Well, I'm guessing if it helps the hdd stay alive, it's best to get one of the best? So, lots of these defragmenting programs have extra features, right? What is it that someone should look for in one (besides the obvious)? Defragglers a safe, reliable one, right? How often would you recommend defraging the hard drive?

Sorry for the hijack, lol.


----------



## JTM (Apr 28, 2009)

I use Defraggler and know what you mean. I usually just run multiple scans (if time permits). Great piece of software though.


----------



## kookooshortman55 (Apr 28, 2009)

Do you get that problem where you lose HDD space every time you defrag with Defraggler in Vista?  You have to delete the shadow copies in the disk cleanup to get the space back.  I just disabled system restore and I don't have the problem anymore.  Now all of my defrags go to 0%.


----------



## TFT (Apr 28, 2009)

What it won't defrag is your "paging file". I disable virtual memory before a defrag and re-enable afterwards.


----------



## Trio (Apr 28, 2009)

Sorry for the newbish questions, I'm just 'new' to computers, and never knew what a defragmenter was. Is this the download site for the Auslogics Defragmenter? I'm running the windows one, and it really is slow.

http://www.auslogics.com/en/software/disk-defrag/download


----------



## Kornowski (Apr 28, 2009)

I use Defraggler, it's a 1,000 times better than the standard Vista one. At least you can actually tell what percentage of the way through it is, and pause it!


----------



## Shane (Apr 28, 2009)

TFT said:


> What it won't defrag is your "paging file". I disable virtual memory before a defrag and re-enable afterwards.

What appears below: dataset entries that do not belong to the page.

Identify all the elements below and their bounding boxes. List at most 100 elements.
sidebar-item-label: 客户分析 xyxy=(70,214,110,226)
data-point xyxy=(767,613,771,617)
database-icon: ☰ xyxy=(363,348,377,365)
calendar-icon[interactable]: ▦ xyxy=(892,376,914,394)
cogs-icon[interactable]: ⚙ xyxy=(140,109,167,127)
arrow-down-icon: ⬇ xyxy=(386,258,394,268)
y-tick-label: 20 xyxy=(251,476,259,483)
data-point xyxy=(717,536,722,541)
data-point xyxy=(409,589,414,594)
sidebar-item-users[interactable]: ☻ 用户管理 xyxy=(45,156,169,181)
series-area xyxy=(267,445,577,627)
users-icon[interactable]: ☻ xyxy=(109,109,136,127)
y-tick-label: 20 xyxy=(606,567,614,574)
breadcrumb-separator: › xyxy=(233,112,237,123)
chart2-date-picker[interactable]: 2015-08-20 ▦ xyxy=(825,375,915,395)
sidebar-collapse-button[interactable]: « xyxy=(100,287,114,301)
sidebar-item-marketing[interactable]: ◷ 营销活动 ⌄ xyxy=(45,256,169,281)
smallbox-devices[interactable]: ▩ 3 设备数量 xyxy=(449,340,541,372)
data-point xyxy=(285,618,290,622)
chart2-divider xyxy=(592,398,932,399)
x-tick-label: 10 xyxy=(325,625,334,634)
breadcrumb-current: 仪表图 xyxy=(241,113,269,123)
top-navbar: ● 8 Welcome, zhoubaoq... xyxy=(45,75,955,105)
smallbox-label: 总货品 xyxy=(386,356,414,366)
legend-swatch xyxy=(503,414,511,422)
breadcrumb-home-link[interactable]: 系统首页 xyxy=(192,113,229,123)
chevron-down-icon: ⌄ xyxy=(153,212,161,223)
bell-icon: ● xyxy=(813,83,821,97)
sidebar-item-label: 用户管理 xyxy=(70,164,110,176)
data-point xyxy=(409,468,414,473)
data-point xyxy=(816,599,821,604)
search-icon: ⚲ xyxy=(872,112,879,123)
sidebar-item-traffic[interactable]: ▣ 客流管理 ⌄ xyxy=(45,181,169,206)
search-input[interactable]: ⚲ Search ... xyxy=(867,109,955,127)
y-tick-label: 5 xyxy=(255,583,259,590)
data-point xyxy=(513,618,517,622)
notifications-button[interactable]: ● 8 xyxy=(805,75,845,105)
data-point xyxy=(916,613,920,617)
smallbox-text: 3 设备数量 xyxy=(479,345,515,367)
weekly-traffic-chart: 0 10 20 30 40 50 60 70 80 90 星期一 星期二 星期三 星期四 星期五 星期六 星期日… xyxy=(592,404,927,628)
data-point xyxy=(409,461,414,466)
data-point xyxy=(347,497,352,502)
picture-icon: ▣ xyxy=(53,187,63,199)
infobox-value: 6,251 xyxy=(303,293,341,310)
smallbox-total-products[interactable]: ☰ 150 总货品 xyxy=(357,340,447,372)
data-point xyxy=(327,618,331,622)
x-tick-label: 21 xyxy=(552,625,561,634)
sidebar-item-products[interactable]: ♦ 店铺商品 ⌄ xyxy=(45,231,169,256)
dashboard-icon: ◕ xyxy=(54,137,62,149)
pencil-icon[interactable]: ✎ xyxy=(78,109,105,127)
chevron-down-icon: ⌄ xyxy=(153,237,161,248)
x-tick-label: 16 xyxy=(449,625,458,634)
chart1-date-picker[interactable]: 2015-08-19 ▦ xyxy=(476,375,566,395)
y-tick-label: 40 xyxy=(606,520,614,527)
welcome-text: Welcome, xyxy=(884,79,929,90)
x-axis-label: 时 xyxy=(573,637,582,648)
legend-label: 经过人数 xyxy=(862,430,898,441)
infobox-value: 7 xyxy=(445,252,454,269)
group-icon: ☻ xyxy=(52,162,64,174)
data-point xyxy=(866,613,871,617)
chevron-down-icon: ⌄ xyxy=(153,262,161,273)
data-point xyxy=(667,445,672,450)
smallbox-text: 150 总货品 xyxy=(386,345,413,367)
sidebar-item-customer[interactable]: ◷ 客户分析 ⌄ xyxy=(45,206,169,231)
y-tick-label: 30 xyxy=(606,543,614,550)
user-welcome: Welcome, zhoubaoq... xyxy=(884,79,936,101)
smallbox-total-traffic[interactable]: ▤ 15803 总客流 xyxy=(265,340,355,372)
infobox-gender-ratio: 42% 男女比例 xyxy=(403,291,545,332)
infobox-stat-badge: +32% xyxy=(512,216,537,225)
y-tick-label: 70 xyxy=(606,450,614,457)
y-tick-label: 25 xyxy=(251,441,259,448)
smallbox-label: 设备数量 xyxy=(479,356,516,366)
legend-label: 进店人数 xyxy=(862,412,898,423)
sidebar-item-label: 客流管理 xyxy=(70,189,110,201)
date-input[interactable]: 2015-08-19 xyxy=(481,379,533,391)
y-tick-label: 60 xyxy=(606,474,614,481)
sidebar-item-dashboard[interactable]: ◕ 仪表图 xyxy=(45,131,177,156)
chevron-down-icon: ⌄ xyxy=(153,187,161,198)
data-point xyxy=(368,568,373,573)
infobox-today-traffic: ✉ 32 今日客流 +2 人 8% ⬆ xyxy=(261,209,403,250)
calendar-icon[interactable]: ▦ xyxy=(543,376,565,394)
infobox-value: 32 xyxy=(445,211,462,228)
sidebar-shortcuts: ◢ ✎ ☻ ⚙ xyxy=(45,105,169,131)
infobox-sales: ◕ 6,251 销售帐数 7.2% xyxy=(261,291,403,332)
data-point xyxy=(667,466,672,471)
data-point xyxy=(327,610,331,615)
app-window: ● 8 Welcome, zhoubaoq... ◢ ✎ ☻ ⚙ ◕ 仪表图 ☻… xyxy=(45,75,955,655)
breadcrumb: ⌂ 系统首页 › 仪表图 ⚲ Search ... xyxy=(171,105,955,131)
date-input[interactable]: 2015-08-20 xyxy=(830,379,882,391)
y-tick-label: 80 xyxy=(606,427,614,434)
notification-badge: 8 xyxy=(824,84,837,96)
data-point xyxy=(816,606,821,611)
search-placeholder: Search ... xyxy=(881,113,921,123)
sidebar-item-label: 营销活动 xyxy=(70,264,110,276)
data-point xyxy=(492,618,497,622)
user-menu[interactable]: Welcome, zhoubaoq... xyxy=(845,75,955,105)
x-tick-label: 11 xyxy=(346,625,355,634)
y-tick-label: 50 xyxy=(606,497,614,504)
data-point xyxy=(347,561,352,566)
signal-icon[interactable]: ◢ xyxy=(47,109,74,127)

I always disabled paging file when i had Xp,it seemed faster than having it enabled.


----------



## TFT (Apr 28, 2009)

Nevakonaza said:


> I always disabled paging file when i had Xp,it seemed faster than having it enabled.



Yeah, there has been so many conflicting opinions on whether to enable or disable virtual memory. At one point it was thought good to manually put in a figure and opinion on that changed.

I may well give it a go and try some intensive work, maybe with Photoshop and see how it goes.


----------